Thursday, December 28, 2023

The Ninth Hour by Alice McDermott


I listened to this book and what a treat!  The language, the flowing passages with such level of detail, the rich characterizations....all were enhanced by the beauty of the narration. 

Alice McDermott is an amazing author and I just read two in a row by her.  There are several more, but I have other things on my list right now, but I must get back to this author.

From Amazon:
On a dim winter afternoon, a young Irish immigrant opens a gas tap in his Brooklyn tenement. He is determined to prove—to the subway bosses who have recently fired him, to his pregnant wife—that “the hours of his life . . . belonged to himself alone.” In the aftermath of the fire that follows, Sister St. Saviour, an aging nun, a Little Nursing Sister of the Sick Poor, appears, unbidden, to direct the way forward for his widow and his unborn child.

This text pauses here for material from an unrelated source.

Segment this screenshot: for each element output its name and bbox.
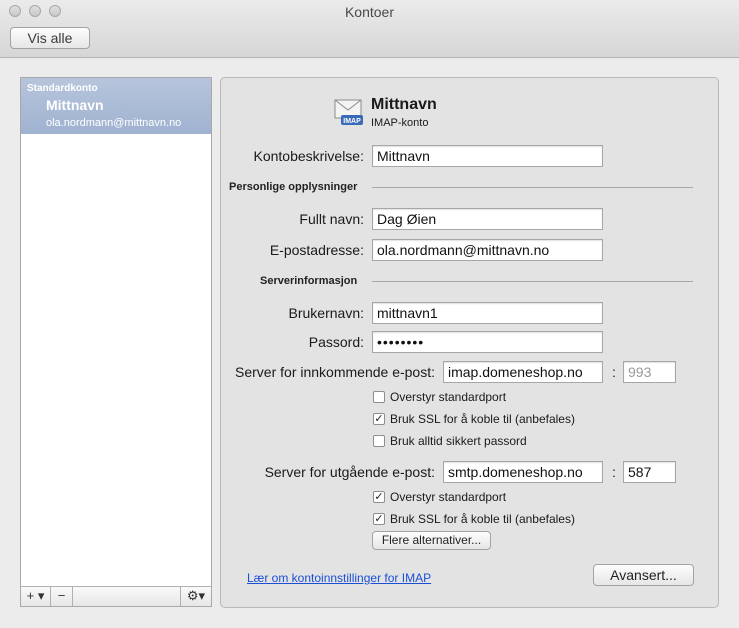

In Catholic Brooklyn in the early part of the twentieth century, decorum, superstition, and shame collude to erase the man’s brief existence, and yet his suicide, though never spoken of, reverberates through many lives—testing the limits and the demands of love and sacrifice, of forgiveness and forgetfulness, even through multiple generations. Rendered with remarkable delicacy, heart, and intelligence, Alice McDermott’s The Ninth Hour is a crowning achievement of one of the finest American writers at work today.